Some want to push through a large MAGA-themed bill to kick of the 119th Congress, which would include nearly everything but the kitchen sink.
Rep. Glenn Grothman, R-Wisc., told Just The News, “We don’t have a lot of wiggle room. That’s why we have to get everybody on board with everything.”
He emphasized that Republicans held a slim majority in both chambers, but the slimmest in the House. He told the outlet, “So we’ve got to get everything that we need to make America great again in that first big bill that is going to be passed in, presumably, February or March.”
President Trump’s team and members of Congress have already begun negotiating how they will tackle key legislative priorities, especially a bundled immigration and border security package and a separate bill to extend Trump’s 2017 tax cuts.
Key Republican committee-members have called for a single bill to ensure that immigration reform is included, given that Congress has failed to take meaningful action for decades to improve legal immigration.

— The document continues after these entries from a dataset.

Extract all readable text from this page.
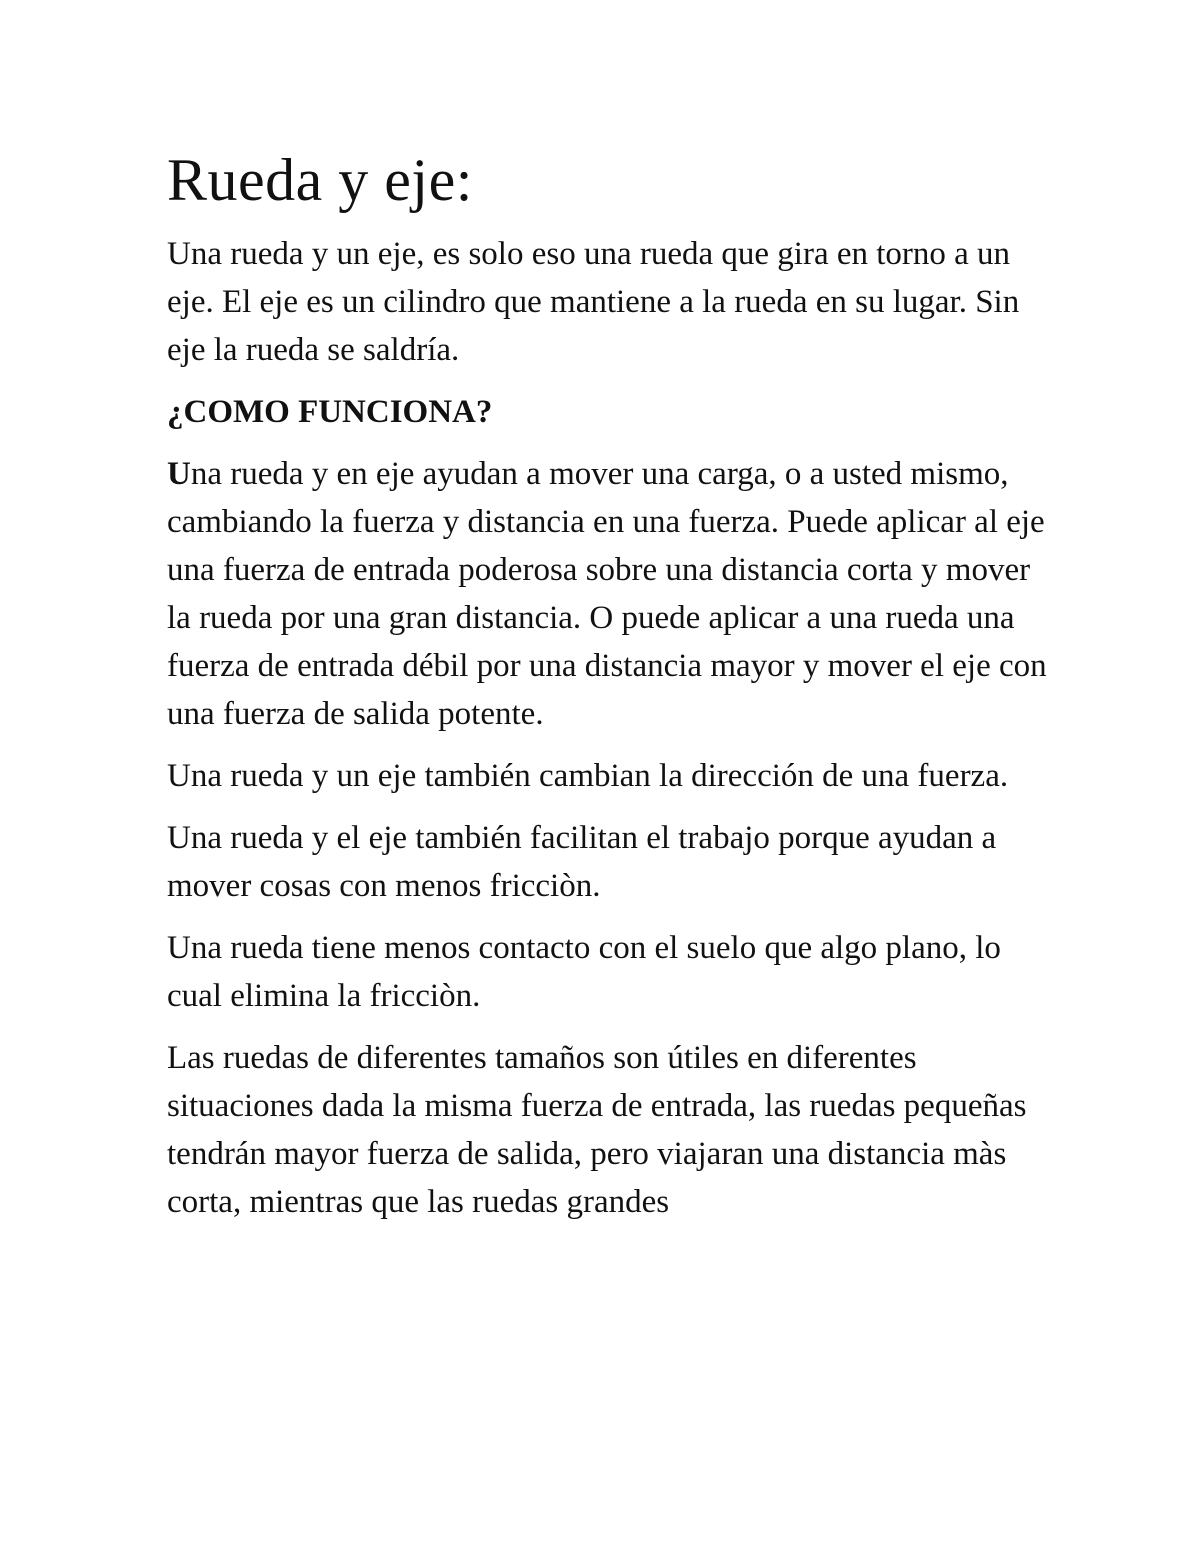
Rueda y eje:

Una rueda y un eje, es solo eso una rueda que gira en torno a un eje. El eje es un cilindro que mantiene a la rueda en su lugar. Sin eje la rueda se saldría.

¿COMO FUNCIONA?

Una rueda y en eje ayudan a mover una carga, o a usted mismo, cambiando la fuerza y distancia en una fuerza. Puede aplicar al eje una fuerza de entrada poderosa sobre una distancia corta y mover la rueda por una gran distancia. O puede aplicar a una rueda una fuerza de entrada débil por una distancia mayor y mover el eje con una fuerza de salida potente.

Una rueda y un eje también cambian la dirección de una fuerza.

Una rueda y el eje también facilitan el trabajo porque ayudan a mover cosas con menos fricciòn.

Una rueda tiene menos contacto con el suelo que algo plano, lo cual elimina la fricciòn.

Las ruedas de diferentes tamaños son útiles en diferentes situaciones dada la misma fuerza de entrada, las ruedas pequeñas tendrán mayor fuerza de salida, pero viajaran una distancia màs corta, mientras que las ruedas grandes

Grothman made clear that a lax approach to deportation could not stand and that President Trump would need to stand strong against the “weak-kneed open borders Republicans” who only want to deport criminal illegal migrants. He told the outlet, “No, no, no. We have to remove a clear majority of the people who snuck in here during the four years.”
Rep. Ralph Norman, R-S.C., said that he believes the Trump tax extension needs to be taken up in a second reconciliation bill, but border efforts need to be addressed first.
Senior Trump advisor Jason Miller argued that the tax cuts were “the big thing,” in addition to other campaign promises like, “no tax on tips, no tax on Social Security, no tax on overtime pay for people who make their products here in the U.S.”
Miller also said that cutting the corporate tax rate from 21 to 15 was also a top priority. He said that Trump and congressional lawmakers were “working through” the differing proposed approaches.